For a total of seventeen years, Cardenas would have a tour of duty in many other countries: as Minister and Consul General in Brasilia, Brazil; as Deputy Consul General at the Philippine Consulate General in San Francisco, California; and as Ambassador Extraordinary and Plenipotentiary at the Embassy of the Philippines in Dili, Timor-Leste.

He looks and says that his coming full circle is a sacrament: you go back where you came from in that perpetual search of beginnings that open up to finalities that do not tell you of empty ends but of more fecund beginnings in that circle of knowledge opening up to more productive and meaningful knowledge.

He says this is parallel to the kind of life he has lived: fruitful as it is a life that has been lived in service to country and countrymen and women.

He counts the years. “In three years, I will retire,” says. “Compulsory. I have to go.”

He has offered me a freshly brewed coffee. I take the cup and taste the goodness of having kind public servants around like this consul general whose dark barong is crisp and speaks well of the dignity of his office that, among others, is entrusted with promoting and marketing what the Philippines can offer to people of other lands.

It is one duty that Cardenas performs with a breeze.



As a marketing man for a pharmaceutical company in Manila, he took the rounds of doctors’ offices, clinics, hospitals, and pharmacies and promoted and sold medicines of all kinds. It was a good life, he remembers. Money was not tight as the commissions and other perks would come flowing. But somewhere along the way, he asked himself, in a moment of serious critical reflection, if that was all he wanted to do: a drug salesman. For years, he was doing well and he did not complain.
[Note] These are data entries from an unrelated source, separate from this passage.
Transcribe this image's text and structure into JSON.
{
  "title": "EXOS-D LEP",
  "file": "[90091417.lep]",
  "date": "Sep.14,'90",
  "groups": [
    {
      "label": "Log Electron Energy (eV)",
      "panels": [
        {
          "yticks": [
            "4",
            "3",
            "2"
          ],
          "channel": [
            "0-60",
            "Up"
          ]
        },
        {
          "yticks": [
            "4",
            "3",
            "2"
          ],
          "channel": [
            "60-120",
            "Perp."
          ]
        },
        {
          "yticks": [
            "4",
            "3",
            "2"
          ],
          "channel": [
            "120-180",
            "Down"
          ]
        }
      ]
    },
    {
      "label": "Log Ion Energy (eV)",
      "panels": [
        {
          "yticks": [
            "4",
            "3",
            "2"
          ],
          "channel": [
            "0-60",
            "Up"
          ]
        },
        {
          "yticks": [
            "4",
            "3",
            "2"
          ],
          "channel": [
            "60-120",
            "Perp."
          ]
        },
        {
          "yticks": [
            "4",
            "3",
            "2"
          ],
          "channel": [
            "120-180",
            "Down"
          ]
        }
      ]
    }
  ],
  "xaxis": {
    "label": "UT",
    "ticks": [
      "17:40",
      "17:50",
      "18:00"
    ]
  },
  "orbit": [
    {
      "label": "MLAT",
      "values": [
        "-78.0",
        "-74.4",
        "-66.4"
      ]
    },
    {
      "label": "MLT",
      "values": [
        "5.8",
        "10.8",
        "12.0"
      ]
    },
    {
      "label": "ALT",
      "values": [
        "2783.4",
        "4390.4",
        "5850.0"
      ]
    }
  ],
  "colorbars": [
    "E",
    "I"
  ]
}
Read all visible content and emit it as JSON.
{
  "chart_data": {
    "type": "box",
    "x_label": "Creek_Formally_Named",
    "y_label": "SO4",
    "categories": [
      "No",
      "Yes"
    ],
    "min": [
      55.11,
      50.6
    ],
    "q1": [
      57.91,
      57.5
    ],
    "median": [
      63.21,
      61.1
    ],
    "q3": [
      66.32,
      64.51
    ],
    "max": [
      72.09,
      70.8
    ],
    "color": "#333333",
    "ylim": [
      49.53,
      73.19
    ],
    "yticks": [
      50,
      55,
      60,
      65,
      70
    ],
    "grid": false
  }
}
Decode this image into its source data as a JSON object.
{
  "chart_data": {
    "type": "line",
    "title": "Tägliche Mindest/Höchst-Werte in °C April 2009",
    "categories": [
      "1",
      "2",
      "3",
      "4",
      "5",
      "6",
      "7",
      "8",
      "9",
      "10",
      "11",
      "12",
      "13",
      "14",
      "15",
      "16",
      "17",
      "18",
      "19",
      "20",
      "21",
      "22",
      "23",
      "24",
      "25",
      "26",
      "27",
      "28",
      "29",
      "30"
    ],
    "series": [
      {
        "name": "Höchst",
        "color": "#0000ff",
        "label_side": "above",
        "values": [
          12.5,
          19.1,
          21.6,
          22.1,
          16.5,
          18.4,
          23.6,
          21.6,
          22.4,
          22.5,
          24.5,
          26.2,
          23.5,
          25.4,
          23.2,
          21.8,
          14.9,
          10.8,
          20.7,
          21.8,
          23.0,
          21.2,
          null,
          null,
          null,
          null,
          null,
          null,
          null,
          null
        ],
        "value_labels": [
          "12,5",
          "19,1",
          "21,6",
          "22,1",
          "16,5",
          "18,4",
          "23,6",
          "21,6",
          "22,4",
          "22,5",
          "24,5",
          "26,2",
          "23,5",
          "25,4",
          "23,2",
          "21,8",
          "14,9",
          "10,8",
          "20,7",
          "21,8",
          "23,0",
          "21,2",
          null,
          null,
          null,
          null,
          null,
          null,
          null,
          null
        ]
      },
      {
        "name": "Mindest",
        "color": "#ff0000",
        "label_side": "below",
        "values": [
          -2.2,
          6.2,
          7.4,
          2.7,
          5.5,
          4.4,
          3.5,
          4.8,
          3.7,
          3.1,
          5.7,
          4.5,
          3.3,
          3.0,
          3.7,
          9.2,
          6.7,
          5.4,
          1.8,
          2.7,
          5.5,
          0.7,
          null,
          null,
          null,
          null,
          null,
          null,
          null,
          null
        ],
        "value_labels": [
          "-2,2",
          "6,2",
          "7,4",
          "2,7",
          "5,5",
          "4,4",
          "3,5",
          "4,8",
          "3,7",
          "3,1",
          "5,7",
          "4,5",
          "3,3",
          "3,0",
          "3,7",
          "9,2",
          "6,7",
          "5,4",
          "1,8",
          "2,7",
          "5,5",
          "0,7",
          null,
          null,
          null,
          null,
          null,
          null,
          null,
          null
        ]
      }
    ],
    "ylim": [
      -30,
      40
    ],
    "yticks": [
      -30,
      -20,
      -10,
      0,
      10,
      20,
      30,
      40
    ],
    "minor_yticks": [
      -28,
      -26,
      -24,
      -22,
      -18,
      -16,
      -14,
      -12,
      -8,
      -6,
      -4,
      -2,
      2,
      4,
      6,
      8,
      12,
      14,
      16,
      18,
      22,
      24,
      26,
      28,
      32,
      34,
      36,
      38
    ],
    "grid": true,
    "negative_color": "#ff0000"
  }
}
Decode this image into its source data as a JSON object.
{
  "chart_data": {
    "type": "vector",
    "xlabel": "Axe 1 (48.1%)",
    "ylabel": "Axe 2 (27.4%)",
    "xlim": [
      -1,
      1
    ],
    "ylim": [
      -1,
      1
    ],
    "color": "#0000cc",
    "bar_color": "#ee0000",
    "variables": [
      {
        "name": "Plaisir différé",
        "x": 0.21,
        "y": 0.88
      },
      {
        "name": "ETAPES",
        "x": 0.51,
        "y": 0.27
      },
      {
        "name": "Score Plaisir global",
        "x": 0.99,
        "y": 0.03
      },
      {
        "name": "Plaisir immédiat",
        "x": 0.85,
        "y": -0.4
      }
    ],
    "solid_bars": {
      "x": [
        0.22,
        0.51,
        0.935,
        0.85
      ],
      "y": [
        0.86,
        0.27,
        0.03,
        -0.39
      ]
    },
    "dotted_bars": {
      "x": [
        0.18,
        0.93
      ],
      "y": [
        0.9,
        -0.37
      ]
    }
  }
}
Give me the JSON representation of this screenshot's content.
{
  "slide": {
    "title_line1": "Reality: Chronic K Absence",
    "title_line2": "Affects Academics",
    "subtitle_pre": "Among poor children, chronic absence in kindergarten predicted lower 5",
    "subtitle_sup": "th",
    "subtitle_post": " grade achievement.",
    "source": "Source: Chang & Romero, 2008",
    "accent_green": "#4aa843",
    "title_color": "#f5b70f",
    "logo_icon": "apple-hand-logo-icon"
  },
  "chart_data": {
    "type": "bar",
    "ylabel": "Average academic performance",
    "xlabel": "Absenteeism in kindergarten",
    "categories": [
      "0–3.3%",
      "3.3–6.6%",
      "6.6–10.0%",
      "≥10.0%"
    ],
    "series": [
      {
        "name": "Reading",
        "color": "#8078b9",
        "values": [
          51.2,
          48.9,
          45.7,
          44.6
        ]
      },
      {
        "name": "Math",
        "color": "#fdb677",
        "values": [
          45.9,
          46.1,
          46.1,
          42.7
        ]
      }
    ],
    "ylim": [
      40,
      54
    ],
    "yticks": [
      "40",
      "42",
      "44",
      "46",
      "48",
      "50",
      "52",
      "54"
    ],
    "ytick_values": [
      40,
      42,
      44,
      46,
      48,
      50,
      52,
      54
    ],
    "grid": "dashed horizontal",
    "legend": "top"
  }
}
But he remembered that he went to the University of the Philippines to earn his Bachelor’s in Foreign Service and he never had the chance to use the knowledge he gained from the state university whose operation was subsidized by people’s taxes.

And so he did the next best thing he wanted to do a long time before the pharmaceutical work gave him that detour: he took the Foreign Service examination. He was one of the very few who made it.

In between assignments—and while holding positions at the Department of Foreign Affairs in Manila, he enrolled for his master’s in business administration at Letran College, to enhance his administrative skills. At the home office, he served in the Office Personnel and Administrative Services, the Office of Economic Affairs, the Office of Asia and Pacific Affairs, the Office of European Affairs, the Office of Fiscal Management and Services, and the Office of American Affairs as Assistant Secretary.

“What will you do in three years?” I ask him. We have talked about writing, poetry, the revolution, People Power, the Marcoses, the towns we left behind, the towns in Ilocos Norte we both come from.

“I will go back to Badoc,” he says. There is no qualification here, no ifs, and no buts. One straight answer, factual as factual can be.

Here we see the clear road to a circle coming in fullness, rounder and rounder, and the circle is getting bigger and bigger to account new meanings, new syntax, new definitions, new stories, new sense of mission.

“What will you do in Badoc? You have heard of the road chaos yesterday?” I ask, one question after another.

“I will pick up from where I left off. Badoc is a life. Badoc is a story. It is my life, my story. It is my way of coming to terms with finitude, with mortality,” he tells me.

I look at him and give him my book, “Kallautang—Poetics of Diversity, Displacement, and Diaspora: Ilokanos in the Americas Writing.”

“Thank you,” he says, in Ilokano.



“That is our life, Consul,” I tell him. “We go all over but at the end of the day, we go back to where we came from. We are this, this kallautang, this aimless wanderer.”

“Yes, but we know where to find the road back to the nest we have left behind. How do you call this now?”

“In Ilokano, you mean?”

“In our language.”

“Panagapon.”

“Yes, yes, that is it. Mapanak agapon.”

“Yes, you will go home to Badoc to roost, “ I say.

“I will help out. Do civic works. Maybe pick up my music again.”

“What about your children?”

“They have a life of their own now. I have given them all the freedom they need. And the blessing. They let me be.”